Они ждали квартиры, но продолжали пока что жить в гостинице, и по утрам горничная убирала в номере, а в школу и из школы он шел через вестибюль, где пахло духами и заграничным табаком и где выстраивались в ряд иностранные чемоданы с наклейками, ему нравилось проходить мимо них, нравилось, что швейцар, теперь
Наконец им дали квартиру. Тот же шофер перевозил их, отец был на работе. Они долго ехали по Москве, потом пошли какие-то переулки, булыжная мостовая, деревянные старые дома, заборы. У водонапорной колонки на улице девочка в красном ситцевом платье мыла под струей босые ноги. И вот здесь, на пустыре, окнами на железную дорогу стоял дом, серый, пятиэтажный. Проходящие мимо поезда оглашали его гудками, обдавали угольным дымом паровозов. Шофер внес вещи, распрощался виновато, и остались они с матерью вдвоем. Голое окно, матрац на четырех ножках, узенький дубовый буфет со стеклянными створками наверху. А у стены стоял все тот же зашитый в рогожу их платяной шкаф. Чей-то ребенок плакал в квартире. Ничего не понимая, Женя вышел посмотреть. Дверь напротив их двери была открыта, и он увидел такую картину: на столе, задрав короткую рубашонку, стоял плачущий мальчишка и писал в открытый эмалированный чайник, попадал в него струей. Пробежала по коридору вспатланная женщина, дверь в комнату захлопнулась, и там начался крик и рев. Ничего не понимая, он спросил мать:
— Мы здесь будем жить?
Мать стояла лицом к окну, четко обрисованная светом.
— А где же моя комната?
Она обернулась, против света он смутно различил ее лицо.
— Я тебе не говорила, пока могла… Но ты уже большой. У твоего отца другая семья.
С перепугу решив, что вот этот плачущий ребенок, эта страшная вспатланная женщина и есть другая семья отца, он обнял мать, не к себе прижал, а к ней прижался от страха. Но она поняла по-своему, в нем она впервые защитника своего увидала.
— Ничего, сыночек, ничего… — И благодарно гладила его вздрагивающей рукой, а он на горле у себя, под подбородком, чувствовал вспотевший лоб матери: он был уже почти на голову выше ее.

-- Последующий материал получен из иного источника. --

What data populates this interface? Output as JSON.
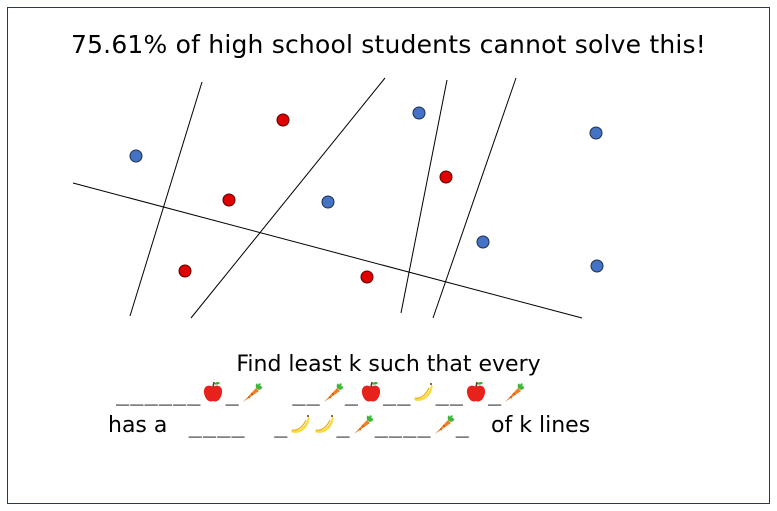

И началась скудная жизнь. В квартире, кроме них, две чужие семьи, общая ванная, вечно завешанная чужим бельем, запах детской мочи, корыта на стенах — он брезговал этой ванной, — три стола на кухне; на одном из них, возвратясь из школы, он подогревал себе суп или жарил на электроплитке картошку и не мог дождаться, пока разогреется, бежал в комнату, где в буфете был хлеб, — ах, как чудно и буфет внутри, и само дерево пахли черным хлебом! — отрезал себе ломоть, намазывал маргарином, плашмя макал в сахарный песок и крался на кухню, чтоб застать мальчишку за воровством. Привлеченный запахом, тот, случалось, таскал жарящуюся картошку со сковороды, а однажды был застигнут на том, что подставил табуретку и прямо из кастрюли выгребал гороховую гущу из супа и ел. И Женя придумал средство: когда никого в квартире не было, он бил мальчишку мокрым полотенцем по голой попе, гонял по коридору и бил, благо пожаловаться мальчишка все равно не мог, — он оказался глухонемым, только мычал и выл.
Поверил бы кто-нибудь сейчас, видя, как по утрам Евгений Степанович Усватов садится в умытую, сияющую машину и едет в должность, проглядывая по дороге служебные бумаги, или, увидев его за массивным столом в его рабочем кабинете, а тем паче когда он возглавляет ответственные совещания, которые он умел проводить с таким изяществом и блеском, поверил бы сегодня кто-нибудь, смог бы себе представить Евгения Степановича в такой роли: с мокрым скрученным полотенцем в руке гоняет он по коридору плачущего глухонемого пацана и настегивает, настегивает со сладостью; тот однажды обделался со страху, и пришлось, преодолевая гадливость, подтирать за ним, замывать его над ванной, на весу. Но возымел-таки свое действие этот педагогический метод — даже улыбки его боялся соседский мальчишка, застывал при виде его.